The final chart is the debt and deficit in % of GDP as shown below.
The debt held by the public levels off at 70% of GDP. However that assumes the GDP growth rates which we question. Expenditures will always continue unless a massive change in Washington. Worse is that if we do net see the recovery then not only will GDP not grow but revenues are lower and outlays are higher. One can see not a 70% number but one approaching 100%.
In a recent post on VOX by Reinhart and Rogoff the authors look at this issue in broader terms. They contend that historically as debt approaches 90% of GDP there are major structural changes.
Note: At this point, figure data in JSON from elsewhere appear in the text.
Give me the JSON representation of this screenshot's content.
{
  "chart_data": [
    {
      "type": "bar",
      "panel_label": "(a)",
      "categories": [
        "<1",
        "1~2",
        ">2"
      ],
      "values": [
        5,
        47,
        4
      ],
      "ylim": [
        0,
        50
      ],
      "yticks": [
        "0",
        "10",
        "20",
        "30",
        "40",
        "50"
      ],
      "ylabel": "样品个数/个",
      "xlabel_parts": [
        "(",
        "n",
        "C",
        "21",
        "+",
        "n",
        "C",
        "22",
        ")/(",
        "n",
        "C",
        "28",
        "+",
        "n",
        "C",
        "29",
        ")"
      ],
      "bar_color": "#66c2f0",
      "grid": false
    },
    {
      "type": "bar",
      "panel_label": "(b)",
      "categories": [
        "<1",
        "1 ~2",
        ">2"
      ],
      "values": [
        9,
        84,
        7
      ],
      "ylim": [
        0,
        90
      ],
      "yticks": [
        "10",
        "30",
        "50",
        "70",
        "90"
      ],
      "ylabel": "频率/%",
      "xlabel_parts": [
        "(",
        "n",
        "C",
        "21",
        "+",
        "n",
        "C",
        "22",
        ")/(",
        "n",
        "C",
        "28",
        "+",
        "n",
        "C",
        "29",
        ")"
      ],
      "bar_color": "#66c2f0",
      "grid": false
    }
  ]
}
Specifically they state:
Debt thresholds and nonlinearities: the 90% benchmark
Thresholds and non-linearities play a key role in understanding the relationship between debt and growth that should not be ignored in casual re-interpretations.
(i) Thresholds. Those who have done data work know that mapping vague concepts like “high debt” or “overvalued exchange rates” into workable definitions requires arbitrary judgments about where to draw lines; there is no other way to interpret the facts and inform the discussion. In the case of debt, we worked with four data “buckets”: 0-30%, 30-60%, 60-90%, and over 90%. The last one turned out to be the critical one for detecting a difference in growth performance, so we single it out for discussion here.
(The article in Figure 2) shows a histogram of public debt-to-GDP as well as pooled descriptive statistics (inset) for the advanced economies (to compliment the country-specific ones shown in Table 1) over the post World War II period. The median public debt/GDP ratio is 0.36; about 92% of the observations fall below the 90% threshold. In effect, about 76% of the observations were below the 60% Maastricht criteria.
Put differently, our “high vulnerability” region for lower growth (the area under the curve to the right of the 90% line) comprises only about 8% of the sample population. The standard considerations about type I and type II errors apply here. If we raise the upper bucket cut-off much above 90%, then we are relegating the high-debt analysis to case studies (the UK in 1946-1950 and Japan in recent years).
Only about 2% of the observations are at debt-GDP levels at or above 120% – and that includes the aforementioned cases. If debt levels above 90% are indeed as benign as some suggest, one might have expected to see a higher incidence of these over the long course of history. Certainly our read of the evidence, as underscored by the central theme of our 2009 book, hardly suggests that politicians are universally too cautious in accumulating high debt levels. Quite the contrary, far too often they take undue risks with debt build-ups, relying implicitly perhaps on the fact these risks often take a very long time to materialise. If debt-to-GDP levels over 90% are so benign, then generations of politicians must have been overlooking proverbial money on the street.
We do not pretend to argue that growth will be normal at 89% and subpar (about 1% lower) at 91% debt/GDP any more than a car crash is unlikely at 54mph and near certain at 56mph. However, mapping the theoretical notion of “vulnerability regions” to bad outcomes by necessity involves defining thresholds, just as traffic signs in the US specify 55mph (these methodology issues are discussed in Kaminsky and Reinhart 1999).Thus the CBO optimistic assumptions keep this below 70%. In reality three things should be noted:
1. This is just debt held by the public. We should consider total debt and with that we are over 100% now.
2. The numbers from the CBO fail to account for any downside. Thus 90% is readily achievable in three years.
3. We seem to leave out the FED and its cryptic balance sheet. One need just track Nomi Prins excellent data on the FED to see the scope of that problem as well. It doubles the current problem today!